JEDDAH: New gene test to determine breast cancer risk
JEDDAH: Women will be able to find out how likely they are to develop breast cancer after a group of researchers in Manchester, Britain, carried out a gene test that could soon be used on high-risk groups, the BBC reported.
The Single Nucleotide Polymorphism test, which looks at 18 genetic variations known to affect the odds of developing breast cancer, is conducted on blood or saliva, and could reduce the number of women undergoing mastectomies.
The BRCA gene has been dubbed the “Angelina Jolie gene.” She revealed that she had a mastectomy after learning that she had an 87 percent chance of developing breast cancer.
Women with the BRCA mutation have a 30-90 percent risk of developing breast cancer, said Prof. Gareth Evans, who is leading the research into the test at the Manchester University Foundation Trust.
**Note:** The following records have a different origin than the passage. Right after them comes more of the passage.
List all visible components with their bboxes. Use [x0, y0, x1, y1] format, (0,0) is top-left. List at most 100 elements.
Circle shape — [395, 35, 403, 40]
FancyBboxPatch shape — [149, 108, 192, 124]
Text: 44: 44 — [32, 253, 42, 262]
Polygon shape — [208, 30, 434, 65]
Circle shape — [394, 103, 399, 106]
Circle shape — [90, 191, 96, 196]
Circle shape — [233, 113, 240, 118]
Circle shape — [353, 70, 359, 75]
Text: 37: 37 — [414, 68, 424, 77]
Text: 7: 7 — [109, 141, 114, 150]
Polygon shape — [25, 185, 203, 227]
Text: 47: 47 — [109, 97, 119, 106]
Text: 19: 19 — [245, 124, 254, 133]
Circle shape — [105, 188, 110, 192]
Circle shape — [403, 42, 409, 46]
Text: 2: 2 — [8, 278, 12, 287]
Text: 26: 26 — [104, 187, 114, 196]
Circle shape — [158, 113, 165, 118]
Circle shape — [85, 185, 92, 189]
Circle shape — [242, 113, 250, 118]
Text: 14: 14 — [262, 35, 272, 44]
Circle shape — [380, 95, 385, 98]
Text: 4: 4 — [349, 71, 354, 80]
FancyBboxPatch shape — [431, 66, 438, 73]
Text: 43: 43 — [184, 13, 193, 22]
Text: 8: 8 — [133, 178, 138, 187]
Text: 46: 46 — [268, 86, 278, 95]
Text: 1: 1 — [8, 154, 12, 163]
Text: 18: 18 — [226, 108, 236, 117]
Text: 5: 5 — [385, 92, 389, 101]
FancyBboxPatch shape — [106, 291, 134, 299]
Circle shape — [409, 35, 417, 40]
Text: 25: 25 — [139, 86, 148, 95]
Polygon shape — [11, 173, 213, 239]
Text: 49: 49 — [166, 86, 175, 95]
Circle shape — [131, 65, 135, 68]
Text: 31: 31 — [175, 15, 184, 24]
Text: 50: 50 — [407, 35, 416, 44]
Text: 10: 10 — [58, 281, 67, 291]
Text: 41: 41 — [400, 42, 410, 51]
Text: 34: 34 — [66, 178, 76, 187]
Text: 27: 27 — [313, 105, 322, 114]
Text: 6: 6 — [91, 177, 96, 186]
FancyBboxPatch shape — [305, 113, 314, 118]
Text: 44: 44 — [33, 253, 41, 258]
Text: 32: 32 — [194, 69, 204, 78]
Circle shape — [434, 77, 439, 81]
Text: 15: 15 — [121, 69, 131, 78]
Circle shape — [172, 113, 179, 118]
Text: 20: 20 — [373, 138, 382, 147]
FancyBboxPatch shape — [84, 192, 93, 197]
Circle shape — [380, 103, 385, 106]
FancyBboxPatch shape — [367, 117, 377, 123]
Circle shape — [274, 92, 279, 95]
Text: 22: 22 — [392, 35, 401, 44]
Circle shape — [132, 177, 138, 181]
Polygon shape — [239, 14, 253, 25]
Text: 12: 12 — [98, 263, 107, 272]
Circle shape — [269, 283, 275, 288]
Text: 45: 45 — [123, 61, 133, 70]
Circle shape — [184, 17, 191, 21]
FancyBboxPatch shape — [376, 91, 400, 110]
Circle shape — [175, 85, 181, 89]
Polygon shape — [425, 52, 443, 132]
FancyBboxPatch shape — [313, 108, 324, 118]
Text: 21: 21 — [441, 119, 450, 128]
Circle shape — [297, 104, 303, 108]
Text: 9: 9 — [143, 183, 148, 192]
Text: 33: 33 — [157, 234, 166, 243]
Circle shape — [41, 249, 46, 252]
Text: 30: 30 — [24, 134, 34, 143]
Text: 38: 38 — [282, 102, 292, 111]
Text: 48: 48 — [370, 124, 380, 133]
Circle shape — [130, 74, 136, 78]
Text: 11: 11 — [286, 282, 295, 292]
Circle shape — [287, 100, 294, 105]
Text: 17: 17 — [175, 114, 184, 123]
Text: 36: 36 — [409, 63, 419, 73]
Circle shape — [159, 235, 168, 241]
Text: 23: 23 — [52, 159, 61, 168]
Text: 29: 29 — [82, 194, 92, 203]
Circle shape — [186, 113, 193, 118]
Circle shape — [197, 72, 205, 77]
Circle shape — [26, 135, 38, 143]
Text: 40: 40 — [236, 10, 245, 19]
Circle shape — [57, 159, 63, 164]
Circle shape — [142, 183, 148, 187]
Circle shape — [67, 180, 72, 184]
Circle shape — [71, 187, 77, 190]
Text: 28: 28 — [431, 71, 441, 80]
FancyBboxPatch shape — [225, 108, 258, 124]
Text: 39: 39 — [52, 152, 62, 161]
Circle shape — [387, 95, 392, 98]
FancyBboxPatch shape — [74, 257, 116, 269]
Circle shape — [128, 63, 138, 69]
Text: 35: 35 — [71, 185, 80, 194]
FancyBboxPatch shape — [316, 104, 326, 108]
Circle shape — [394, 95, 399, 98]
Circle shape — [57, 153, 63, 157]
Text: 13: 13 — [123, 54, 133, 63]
The test will better inform women about whether to undergo a mastectomy, Evans added.
Women are given a percentage chance of developing breast cancer in the next 10 years and throughout their lifetime by combining the test’s results with data on breast density and the age a woman has children or reaches puberty.
Becky Measures, a radio presenter on Peak FM, had to remove a breast at the age of 24 soon after finding out that she carried the BRCA1 gene mutation. She also learned that she has to remove her womb and ovaries in the next four months.
“When they find that they have the BRCA1 or 2 gene, many women fear that they have to take action immediately,” said Measures. “The new test will give women more options and help them make a more informed decision.”
The test should be made widely available, said Evans, as it allows women to learn their likelihood of developing breast cancer. “This is a massive game-changer for breast cancer,” he said.
The team of researchers plan to look at samples from 60,000 women by working with Cambridge University and researchers in the US, Australia and Europe.
The team hopes to improve the gene test within two years to include up to 300 genetic variants that affect the likelihood of developing the disease.
The team is also researching whether the test can be used to understand how genes affect the risk of developing other forms of cancer, such as prostate, uterine, ovarian, lung and colorectal.
It could be useful to people with the BRCA gene mutation who have a high risk of developing ovarian cancer.
“The more we learn about the genetic components behind these increased risks of developing breast cancer in women who have a family history of the disease, the better the choice they can make about their health,” the BBC quoted Dr. Justine Alford, senior science communications officer at Cancer Research UK, as saying.
Helping women with no family history of breast cancer who may still have a genetic risk of developing the disease is next on the list, said Lester Barr, chairman of Prevent Breast Cancer, a Manchester-based charity that funded some of the research.